Power resides with the Secretary General of the UN to choose a course of action to settle international disputes and controversies. In September, Mr. Ban had told President Granger in New York that “I have to make an assessment by November.”
And with this assessment not appearing imminent, Minister Greenidge believes that both the assessment and a decision on the course of action are likely to be announced in December.
“My understanding is that decision will be announced before he leaves office and so we are looking well into December” he said.
Just last week President David Granger expressed confidence in the Secretary General, noting that he will hold the official to his word in assessing the controversy which has heightened tension between the neighbouring South American states.
“We have to hold Mr. Ban ki-Moon to his own word. The word he used was assessment. November is quickly passing so we expect Mr. Ban ki-Moon to quickly fulfill his obligation to let us have an assessment” the President said in a telephone interview with News Source.
Guyana has consistently called for the matter to be settled in the International Court of Justice (ICJ).

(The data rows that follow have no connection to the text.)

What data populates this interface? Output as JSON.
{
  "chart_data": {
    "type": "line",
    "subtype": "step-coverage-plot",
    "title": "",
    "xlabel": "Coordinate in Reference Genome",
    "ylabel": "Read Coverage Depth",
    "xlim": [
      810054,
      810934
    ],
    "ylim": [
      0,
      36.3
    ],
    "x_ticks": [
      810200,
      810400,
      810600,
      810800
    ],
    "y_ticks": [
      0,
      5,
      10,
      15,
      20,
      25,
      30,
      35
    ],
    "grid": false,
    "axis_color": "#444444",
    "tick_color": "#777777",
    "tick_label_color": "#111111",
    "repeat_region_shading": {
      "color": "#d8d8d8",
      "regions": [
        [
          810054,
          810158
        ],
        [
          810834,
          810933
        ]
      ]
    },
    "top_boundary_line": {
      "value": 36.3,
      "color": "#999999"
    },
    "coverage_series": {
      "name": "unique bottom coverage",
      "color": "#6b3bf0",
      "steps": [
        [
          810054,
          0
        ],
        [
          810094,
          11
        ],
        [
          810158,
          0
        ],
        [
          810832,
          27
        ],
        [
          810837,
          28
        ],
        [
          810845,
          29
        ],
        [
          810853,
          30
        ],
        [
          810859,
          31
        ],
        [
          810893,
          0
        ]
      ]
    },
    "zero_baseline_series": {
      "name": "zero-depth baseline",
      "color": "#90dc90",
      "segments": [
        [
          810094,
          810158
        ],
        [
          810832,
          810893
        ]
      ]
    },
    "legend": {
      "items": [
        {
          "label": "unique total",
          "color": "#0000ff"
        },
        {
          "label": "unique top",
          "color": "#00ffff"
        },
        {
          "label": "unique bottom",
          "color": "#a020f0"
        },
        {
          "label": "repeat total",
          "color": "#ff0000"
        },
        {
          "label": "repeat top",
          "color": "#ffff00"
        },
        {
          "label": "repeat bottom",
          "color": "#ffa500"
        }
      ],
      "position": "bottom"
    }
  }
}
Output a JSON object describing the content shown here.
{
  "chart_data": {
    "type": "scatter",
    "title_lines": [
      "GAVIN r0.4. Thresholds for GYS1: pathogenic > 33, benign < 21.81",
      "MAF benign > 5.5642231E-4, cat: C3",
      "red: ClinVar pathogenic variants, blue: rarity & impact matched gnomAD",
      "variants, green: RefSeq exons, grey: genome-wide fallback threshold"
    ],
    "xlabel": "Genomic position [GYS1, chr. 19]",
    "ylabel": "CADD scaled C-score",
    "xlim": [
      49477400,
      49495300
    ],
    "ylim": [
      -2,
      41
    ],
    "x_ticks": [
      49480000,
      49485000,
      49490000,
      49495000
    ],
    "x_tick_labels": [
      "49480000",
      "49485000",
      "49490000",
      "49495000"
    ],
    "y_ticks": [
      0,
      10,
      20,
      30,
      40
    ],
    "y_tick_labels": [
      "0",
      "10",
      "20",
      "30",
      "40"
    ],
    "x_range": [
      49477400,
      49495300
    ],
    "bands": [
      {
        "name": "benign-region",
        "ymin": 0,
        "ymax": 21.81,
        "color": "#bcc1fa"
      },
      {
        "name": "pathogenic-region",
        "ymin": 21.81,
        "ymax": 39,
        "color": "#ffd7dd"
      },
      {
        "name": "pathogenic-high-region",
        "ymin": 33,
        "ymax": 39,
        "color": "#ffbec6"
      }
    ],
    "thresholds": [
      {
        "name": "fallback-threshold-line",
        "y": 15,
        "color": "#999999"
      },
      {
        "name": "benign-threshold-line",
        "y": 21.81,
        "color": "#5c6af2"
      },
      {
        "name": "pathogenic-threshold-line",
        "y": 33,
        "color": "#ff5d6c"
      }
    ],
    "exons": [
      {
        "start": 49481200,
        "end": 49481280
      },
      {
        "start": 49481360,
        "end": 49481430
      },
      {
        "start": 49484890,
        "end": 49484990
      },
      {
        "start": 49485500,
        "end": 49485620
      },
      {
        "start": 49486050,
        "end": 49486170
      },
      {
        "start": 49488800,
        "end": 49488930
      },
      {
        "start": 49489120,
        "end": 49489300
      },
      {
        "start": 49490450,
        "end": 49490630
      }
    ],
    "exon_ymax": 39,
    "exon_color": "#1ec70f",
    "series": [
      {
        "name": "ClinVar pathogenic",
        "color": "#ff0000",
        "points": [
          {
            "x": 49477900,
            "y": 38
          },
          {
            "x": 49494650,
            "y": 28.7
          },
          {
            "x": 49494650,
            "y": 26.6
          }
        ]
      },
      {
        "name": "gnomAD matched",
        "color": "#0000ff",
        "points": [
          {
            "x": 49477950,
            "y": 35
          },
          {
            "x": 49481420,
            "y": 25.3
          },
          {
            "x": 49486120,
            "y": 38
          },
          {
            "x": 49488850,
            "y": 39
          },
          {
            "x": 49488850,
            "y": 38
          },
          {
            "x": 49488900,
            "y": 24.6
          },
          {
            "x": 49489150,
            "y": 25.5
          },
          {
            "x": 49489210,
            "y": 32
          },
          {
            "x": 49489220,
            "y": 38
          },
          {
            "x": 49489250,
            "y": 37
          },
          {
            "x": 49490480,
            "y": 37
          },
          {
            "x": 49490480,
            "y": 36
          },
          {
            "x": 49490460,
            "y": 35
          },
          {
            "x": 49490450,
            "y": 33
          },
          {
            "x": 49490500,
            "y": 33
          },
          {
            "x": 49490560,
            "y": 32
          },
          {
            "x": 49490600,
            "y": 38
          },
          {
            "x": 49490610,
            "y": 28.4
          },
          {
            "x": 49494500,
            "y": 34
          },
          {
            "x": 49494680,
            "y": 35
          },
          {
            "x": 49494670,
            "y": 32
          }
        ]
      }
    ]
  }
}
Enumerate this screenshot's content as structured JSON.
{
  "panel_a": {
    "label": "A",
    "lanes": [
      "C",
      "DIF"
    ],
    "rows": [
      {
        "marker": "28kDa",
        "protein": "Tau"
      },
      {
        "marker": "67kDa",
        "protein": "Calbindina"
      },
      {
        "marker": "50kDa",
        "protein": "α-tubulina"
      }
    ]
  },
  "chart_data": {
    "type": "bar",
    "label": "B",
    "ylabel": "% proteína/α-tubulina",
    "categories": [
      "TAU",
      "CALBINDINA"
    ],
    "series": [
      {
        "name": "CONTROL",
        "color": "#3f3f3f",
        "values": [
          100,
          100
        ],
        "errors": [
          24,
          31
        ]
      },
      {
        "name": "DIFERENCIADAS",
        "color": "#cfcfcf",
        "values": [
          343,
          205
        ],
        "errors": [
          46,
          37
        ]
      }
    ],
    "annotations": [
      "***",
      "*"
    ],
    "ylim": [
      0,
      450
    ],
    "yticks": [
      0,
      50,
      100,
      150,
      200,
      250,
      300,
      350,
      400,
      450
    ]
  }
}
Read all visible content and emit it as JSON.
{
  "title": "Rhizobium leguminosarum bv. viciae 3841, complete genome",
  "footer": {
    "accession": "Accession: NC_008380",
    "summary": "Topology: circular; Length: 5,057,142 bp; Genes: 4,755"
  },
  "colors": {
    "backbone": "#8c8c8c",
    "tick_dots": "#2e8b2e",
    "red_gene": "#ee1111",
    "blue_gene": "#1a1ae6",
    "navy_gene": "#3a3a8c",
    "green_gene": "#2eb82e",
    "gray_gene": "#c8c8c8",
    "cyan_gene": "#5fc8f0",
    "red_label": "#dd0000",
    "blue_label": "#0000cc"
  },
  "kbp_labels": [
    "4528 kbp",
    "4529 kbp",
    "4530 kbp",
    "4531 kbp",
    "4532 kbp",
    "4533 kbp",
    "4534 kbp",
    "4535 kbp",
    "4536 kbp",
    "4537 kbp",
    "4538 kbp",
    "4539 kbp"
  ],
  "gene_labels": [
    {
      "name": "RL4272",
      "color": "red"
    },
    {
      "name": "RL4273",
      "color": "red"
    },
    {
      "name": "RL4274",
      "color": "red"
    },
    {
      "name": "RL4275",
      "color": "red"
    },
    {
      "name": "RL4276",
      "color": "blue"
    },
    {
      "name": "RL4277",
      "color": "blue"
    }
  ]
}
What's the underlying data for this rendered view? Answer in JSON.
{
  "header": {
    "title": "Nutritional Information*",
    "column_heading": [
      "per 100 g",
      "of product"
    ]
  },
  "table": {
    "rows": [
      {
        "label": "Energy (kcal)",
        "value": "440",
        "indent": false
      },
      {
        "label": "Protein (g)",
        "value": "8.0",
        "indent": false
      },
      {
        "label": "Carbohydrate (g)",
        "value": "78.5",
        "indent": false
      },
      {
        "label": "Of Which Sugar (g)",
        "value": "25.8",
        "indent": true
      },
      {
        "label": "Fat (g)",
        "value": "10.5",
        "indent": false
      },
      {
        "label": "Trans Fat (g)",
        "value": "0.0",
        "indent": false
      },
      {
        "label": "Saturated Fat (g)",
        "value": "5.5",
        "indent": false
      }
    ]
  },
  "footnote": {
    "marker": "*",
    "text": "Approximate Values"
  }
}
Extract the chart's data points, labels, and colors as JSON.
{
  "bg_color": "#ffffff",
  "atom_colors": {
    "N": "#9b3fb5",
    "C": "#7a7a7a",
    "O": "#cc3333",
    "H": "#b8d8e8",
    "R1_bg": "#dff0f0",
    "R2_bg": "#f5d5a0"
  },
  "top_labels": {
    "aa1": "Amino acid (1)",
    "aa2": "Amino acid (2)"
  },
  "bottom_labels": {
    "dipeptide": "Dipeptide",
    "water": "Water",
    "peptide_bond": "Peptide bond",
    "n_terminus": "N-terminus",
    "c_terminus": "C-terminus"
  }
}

Since the rebirth of the issue in May 2015, after Guyana discovered oil, the country has received support and solidarity from several regional and international bodies, including the Caribbean Community (CAICOM), the Commonwealth of Nations and the Organisation of American States (OAS).
The controversy with Venezuela dates back to over a century, with renewed and forceful claims after the American oil firm ExxonMobil announced a giant oil find offshore Guyana last year.
It was back in 1966, on the eve of Guyana’s independence from Britain, that Venezuela claimed the 1899 arbitral award which settled the countries’ borders, was null and void.
That triggered the so-called Geneva Agreement, which mandated the United Nations Secretary- General to dictate a mechanism to settle the controversy as provided for in Chapter VI of the Charter of the United Nations.
Venezuela is laying claims to two-thirds of Guyana’s territory. Guyana maintains that the issue has long been settled.